Utilities for actuarial run-off triangles and Chain-Ladder (CH-L) workflows: creation of triangles from long data, cumulative/de-cumulative transforms, CH-L factors (link ratios), averaged factors, products (ultimate multipliers) and simple visualizations.
- Website: https://ondrej-vit.github.io/vitopack/
- Bug reports: https://github.com/Ondrej-Vit/vitopack/issues
Installation
# install.packages("pak")
pak::pak("Ondrej-Vit/vitopack")
Quick start
1) Build a triangle from long data
df <- data.frame(
accident = c(1,1,1,2,2,3,1),
dev = c(1,2,3,1,2,1,1),
value = c(10,20,30,40,50,60,60)
)
tri <- create_triangle(df, "accident", "dev", "value")
tri
#> [,1] [,2] [,3]
#> [1,] 70 20 30
#> [2,] 40 50 NA
#> [3,] 60 NA NA
2) Cumulative / de-cumulative transforms
cum_tri <- create_cumulative_triangle(tri)
decum_tri <- create_decumulative_triangle(cum_tri)
stopifnot(identical(tri, decum_tri)) # sanity check
cum_tri
#> [,1] [,2] [,3]
#> [1,] 70 90 120
#> [2,] 40 90 NA
#> [3,] 60 NA NA
3) Chain-Ladder factors (link ratios)
chl_triangle <- create_chl_coef_triangle(cum_tri)
chl_coefs <- create_chl_coefs(cum_tri, chl_length = c("full", 2))
chl_coefs
#> CH_L_lengths 0 1 2
#> 1 chain_ladder - full NA 1.636364 1.333333
#> 2 chain_ladder - 2 NA 1.636364 1.333333
4) Ultimate multipliers (products over ages)
# Take the "full" row from create_chl_coefs() and compute products
full_row <- chl_coefs[chl_coefs$CH_L_lengths == "chain_ladder - full", -1, drop = FALSE]
ultimate <- create_product_coefs(full_row, name = "Ultimate")
ultimate
#> [1] "Ultimate" NA "1.33333333333333"
5) Naming & simple visualization
# Name rows/columns for readability
named <- triangle_namer(chl_triangle, claim_period_names = paste0("Y", seq_len(nrow(chl_triangle))))

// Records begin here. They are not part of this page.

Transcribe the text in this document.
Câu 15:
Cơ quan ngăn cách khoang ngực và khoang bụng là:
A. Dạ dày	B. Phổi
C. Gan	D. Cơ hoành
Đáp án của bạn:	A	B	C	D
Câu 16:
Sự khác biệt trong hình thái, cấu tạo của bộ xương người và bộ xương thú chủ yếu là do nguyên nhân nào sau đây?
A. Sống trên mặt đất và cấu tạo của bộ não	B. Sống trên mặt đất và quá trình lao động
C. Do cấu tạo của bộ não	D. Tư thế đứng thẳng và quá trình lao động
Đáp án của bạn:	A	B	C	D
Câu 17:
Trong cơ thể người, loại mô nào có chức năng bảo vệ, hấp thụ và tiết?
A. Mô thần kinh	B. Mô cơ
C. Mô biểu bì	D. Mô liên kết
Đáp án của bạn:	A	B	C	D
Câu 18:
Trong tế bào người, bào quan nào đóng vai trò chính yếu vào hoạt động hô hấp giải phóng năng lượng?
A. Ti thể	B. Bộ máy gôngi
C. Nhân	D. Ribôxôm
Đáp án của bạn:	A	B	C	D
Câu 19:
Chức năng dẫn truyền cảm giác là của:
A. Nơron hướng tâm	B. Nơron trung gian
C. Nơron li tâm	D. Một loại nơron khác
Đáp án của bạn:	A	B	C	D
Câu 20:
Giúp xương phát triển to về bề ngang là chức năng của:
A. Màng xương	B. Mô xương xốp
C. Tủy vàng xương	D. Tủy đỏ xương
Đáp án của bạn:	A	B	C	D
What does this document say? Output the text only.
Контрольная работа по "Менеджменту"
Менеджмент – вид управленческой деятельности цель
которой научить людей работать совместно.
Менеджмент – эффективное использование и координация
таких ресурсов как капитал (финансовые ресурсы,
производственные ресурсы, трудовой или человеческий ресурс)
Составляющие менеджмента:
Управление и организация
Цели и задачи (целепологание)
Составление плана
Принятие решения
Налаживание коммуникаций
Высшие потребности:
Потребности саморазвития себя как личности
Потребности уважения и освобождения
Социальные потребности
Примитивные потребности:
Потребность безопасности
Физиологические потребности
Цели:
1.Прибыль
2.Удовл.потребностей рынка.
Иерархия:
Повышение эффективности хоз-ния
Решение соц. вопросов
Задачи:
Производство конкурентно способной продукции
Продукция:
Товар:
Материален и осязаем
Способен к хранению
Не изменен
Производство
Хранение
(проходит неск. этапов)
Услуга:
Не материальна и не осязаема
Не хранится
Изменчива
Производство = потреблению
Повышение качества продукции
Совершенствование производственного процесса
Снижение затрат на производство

# Minimal static visualization (friendly to GitHub/CRAN)
ages_to_plot <- c(2, 3) # development ages (columns) to plot
matplot(
x = seq_len(nrow(named)),
y = cbind(named[, ages_to_plot[1]], named[, ages_to_plot[2]]),
type = "b", pch = 19, lty = 1,
xlab = "Origin period (row index)",
ylab = "CH-L factor",
main = "CH-L factors by development age",
ylim = range(named[, ages_to_plot], na.rm = TRUE)
)
legend("bottomright",
legend = paste("Age", ages_to_plot - 1),
lty = 1, pch = 19, bty = "n")

Average CH-L factors by development age (toy example).
For interactive Plotly charts, see:
create_chl_trg_visualization()
andcreate_chl_trg_visualization_pvzp()
. In README, prefer static plots for GitHub rendering.
Main functions
-
Triangle utilities:
create_triangle()
,create_cumulative_triangle()
,create_decumulative_triangle()
,triangle_namer()
,diag_reader()
,diag_writer()
,diag_sums()
. -
CH-L workflow:
create_chl_coef_triangle()
,create_chl_coefs()
,create_avg_coefs()
,create_product_coefs()
. -
Visualization:
create_chl_trg_visualization()
,create_chl_trg_visualization_pvzp()
.
Notes
- Conventions: diagonal numbering uses 1 = shortest, n = main (documented in
diag_reader()
). - Examples use toy data; real-world usage typically works with monthly/quarterly origin & development periods.